The pros of solo dating are endless, she continues. “You get to do something enjoyable without it depending on others’ availability. You get to know more about yourself. You learn what things you like or don’t like without the social pressure of other people’s opinions and without trying to impress someone.”

Solo dating enthusiasts definitely agree. “I’m an only child, so I’ve basically been taking myself on solo dates my whole life,” Glamour deputy editor Anna Moeslein says. “I think I need to recharge my social battery more than most, so it’s a way for me to get out without draining myself energetically.”

Moeslein is such a fan of the practice, in fact, that her husband once gifted her alone time. “For Valentine’s Day, my husband actually paid for me to have a staycation while he watched our infant twins at home. I sat at a bar alone and ate steak, drank wine, and read the latest Sarah J. Maas book.
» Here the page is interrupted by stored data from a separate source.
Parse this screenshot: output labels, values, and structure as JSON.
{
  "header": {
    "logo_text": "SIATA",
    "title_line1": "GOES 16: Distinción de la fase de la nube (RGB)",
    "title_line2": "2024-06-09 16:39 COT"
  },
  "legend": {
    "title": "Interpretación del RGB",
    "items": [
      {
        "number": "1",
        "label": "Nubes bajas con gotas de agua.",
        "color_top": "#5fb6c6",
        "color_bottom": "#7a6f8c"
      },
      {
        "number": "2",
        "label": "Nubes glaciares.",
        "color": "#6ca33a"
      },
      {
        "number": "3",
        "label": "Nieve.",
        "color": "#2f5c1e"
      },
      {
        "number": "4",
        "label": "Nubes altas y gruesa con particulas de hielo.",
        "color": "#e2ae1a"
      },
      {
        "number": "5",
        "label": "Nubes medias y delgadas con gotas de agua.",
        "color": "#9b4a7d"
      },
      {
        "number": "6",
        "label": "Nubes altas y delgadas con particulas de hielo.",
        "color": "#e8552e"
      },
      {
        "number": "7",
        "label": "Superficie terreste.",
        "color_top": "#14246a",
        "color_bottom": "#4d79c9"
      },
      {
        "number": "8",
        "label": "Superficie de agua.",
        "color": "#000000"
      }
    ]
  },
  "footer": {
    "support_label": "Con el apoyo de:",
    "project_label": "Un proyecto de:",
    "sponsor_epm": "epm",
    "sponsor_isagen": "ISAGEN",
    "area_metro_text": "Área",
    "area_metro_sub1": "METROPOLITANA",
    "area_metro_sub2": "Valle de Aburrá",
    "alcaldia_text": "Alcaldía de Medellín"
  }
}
It was the most romantic thing he could have done for me.”

Ces Heredia, a 31-year-old freelance writer living in Mexico who’s been going on solo dates since 2013, echoes the social battery sentiment. “As much as I love hanging out with friends and dating, being on a solo date gives me the chance to enjoy the moment and experience things out of my daily routine without having to drain my social battery,” she says. “I don’t have the pressure to speak and carry a conversation.”

It’s also helped raise her romantic dating standards, she adds. “I treat myself really well, so that’s my standard now. Anyone who can’t or won’t meet that can kindly move along.”
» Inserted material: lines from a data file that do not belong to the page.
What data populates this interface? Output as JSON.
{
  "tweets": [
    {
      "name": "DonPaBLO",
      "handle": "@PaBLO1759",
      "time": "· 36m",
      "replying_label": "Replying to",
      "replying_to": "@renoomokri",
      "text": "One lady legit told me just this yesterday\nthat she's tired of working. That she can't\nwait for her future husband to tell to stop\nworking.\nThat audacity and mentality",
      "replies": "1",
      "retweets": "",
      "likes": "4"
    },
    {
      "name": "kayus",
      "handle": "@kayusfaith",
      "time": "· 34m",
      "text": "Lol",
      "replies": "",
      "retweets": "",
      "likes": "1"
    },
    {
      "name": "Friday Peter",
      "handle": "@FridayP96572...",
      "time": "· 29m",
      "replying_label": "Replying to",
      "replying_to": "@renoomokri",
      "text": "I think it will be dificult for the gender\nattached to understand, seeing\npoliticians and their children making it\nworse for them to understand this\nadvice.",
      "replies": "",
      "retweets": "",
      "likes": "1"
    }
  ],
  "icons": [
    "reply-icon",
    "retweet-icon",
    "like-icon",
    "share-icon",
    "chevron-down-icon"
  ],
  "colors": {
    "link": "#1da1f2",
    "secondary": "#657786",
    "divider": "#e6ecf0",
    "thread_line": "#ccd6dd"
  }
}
In case it wasn’t obvious, you don’t have to be single to solo date. Helen G., a 40-year-old HR manager living in Brooklyn, has a long-term partner whom she loves but simply isn’t into some of the things she is. “I take myself out on amazing dates, and they don’t take away from the wonderful dates I have with my partner. I’ve done it since I was in my 20s, and it’s never felt weird to me,” she says, adding that it’s helped the relationship.

“Not only is it a deep form of self-care, but I’m not resentful at my partner for keeping me away from all the things I want to do. I think so many people think you have to compromise when another person is involved, but she loves me the way I am and she knows that includes my solo dates and solo trips!”

You don’t have to wait for a plus one to do all the things you’ve wanted to try. “I hate when I want to do something and then I don’t do it because I don’t have any company, but realized I don’t need to do things with other people in order to do them,” Elsa Cavazos, a 28-year-old freelance writer living in California, says of why she loves—and recommends—going on solo dates.

“Last year, I went to a music festival by myself, and I’ve been to several concerts on my own and have had dinner on my own,” she adds. “More people should be doing this. It’s really healthy to learn how to enjoy your own company.”

“If you don’t like to be with yourself, then why would other people want to be with you?” Cavazos concludes. “If you’re waiting for someone to do something with you, then you might be missing out on having a great time.”